01 Jul Del “quédate en casa” al no hago caso
Frente a la pandemia por el COVID-19, una de las medidas más utilizadas alrededor del mundo para evitar la propagación del virus ha sido la del aislamiento voluntario, la cuarentena. Lidia González Malagón examina la manera en que algunos sectores de la población mexicana han tomado esta medida, no siempre siguiendo las recomendaciones de la autoridad sanitaria.
LIDIA GONZÁLEZ MALAGÓN*
“¡Quédate en casa!” es el eslogan que el gobierno federal ha venido repitiendo en todos los espacios de comunicación posibles como parte de la estrategia de distanciamiento social implementada tras el brote de COVID-19 en México. Sabemos que muchos no han atendido el mensaje, pero ¿por qué?

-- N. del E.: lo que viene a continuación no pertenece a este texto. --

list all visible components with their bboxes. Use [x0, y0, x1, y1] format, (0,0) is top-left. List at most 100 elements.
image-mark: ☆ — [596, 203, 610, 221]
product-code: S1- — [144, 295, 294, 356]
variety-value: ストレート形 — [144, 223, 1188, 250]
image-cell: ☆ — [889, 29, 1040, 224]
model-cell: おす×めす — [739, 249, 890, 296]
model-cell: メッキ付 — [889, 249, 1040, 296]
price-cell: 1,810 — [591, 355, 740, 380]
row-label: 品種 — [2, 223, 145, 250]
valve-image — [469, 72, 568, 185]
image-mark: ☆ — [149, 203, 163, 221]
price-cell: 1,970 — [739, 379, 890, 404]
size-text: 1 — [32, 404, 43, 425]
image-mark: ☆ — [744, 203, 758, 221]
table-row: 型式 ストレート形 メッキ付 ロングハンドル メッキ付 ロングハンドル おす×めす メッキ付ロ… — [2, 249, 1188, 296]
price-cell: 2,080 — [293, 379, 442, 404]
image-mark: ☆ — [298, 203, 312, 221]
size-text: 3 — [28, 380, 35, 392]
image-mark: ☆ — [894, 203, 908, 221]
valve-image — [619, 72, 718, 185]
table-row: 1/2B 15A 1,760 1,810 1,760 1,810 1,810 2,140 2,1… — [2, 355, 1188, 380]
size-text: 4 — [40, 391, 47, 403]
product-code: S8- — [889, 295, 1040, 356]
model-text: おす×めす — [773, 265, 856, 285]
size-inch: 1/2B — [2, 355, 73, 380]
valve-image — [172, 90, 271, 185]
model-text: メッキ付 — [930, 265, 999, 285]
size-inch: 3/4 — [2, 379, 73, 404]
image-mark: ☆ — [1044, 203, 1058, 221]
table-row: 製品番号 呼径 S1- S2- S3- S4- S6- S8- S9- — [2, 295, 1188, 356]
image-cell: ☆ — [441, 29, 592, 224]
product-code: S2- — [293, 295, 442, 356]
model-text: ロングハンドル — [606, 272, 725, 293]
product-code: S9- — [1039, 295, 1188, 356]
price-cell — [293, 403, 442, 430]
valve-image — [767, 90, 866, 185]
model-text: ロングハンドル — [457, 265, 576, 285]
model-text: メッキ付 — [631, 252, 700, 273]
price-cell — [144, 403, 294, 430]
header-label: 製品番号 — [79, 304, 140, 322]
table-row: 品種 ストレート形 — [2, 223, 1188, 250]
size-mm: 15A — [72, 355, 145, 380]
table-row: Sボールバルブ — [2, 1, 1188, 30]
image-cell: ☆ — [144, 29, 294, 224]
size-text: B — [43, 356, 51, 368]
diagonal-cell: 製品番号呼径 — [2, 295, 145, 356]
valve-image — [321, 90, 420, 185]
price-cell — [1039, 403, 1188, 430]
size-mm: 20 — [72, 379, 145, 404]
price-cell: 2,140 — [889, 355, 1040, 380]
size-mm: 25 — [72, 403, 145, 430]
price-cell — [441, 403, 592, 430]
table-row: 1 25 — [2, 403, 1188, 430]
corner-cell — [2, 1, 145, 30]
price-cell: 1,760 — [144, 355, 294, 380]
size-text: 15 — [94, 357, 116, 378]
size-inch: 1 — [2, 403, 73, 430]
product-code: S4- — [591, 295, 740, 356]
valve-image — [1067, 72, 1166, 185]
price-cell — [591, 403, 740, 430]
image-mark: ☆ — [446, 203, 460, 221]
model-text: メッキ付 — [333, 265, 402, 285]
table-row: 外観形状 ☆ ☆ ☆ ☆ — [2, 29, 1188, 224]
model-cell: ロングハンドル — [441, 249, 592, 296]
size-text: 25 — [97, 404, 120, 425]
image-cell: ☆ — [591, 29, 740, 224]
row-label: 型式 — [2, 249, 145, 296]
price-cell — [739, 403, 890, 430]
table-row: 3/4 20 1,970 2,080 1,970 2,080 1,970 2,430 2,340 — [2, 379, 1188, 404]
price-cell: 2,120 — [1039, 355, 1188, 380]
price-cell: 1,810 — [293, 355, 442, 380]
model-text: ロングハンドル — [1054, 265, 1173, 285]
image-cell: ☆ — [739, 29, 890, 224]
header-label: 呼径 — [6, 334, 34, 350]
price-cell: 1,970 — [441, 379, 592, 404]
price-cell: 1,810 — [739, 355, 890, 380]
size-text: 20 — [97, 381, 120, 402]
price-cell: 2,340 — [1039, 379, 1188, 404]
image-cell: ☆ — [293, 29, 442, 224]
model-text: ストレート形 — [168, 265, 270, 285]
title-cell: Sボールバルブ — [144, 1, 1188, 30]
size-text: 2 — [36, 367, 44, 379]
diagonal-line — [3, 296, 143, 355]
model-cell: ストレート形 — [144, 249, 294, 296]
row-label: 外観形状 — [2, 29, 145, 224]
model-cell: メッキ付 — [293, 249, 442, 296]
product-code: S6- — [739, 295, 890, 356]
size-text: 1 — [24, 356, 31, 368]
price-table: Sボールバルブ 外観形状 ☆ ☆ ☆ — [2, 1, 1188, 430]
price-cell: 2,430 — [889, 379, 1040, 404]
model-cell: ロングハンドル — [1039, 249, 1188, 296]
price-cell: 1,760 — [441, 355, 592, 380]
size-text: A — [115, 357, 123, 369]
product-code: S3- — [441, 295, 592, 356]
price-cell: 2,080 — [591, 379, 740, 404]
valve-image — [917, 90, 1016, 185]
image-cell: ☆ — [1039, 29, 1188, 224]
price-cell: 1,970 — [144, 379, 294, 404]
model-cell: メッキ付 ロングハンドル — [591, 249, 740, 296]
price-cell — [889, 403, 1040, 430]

Lejos de la superioridad moral con la que algunos abordan el tema, considero que la falta de educación o la ignorancia serían respuestas simplistas desde donde se pierde la oportunidad de pensar relaciones, que hoy conviene problematizar, por su relevancia para promover estrategias más efectivas de comunicación social en torno a la epidemia que enfrentamos. La primera relación por explorar es aquella entre el riesgo y la acción social; la segunda es entre el riesgo y la ciencia.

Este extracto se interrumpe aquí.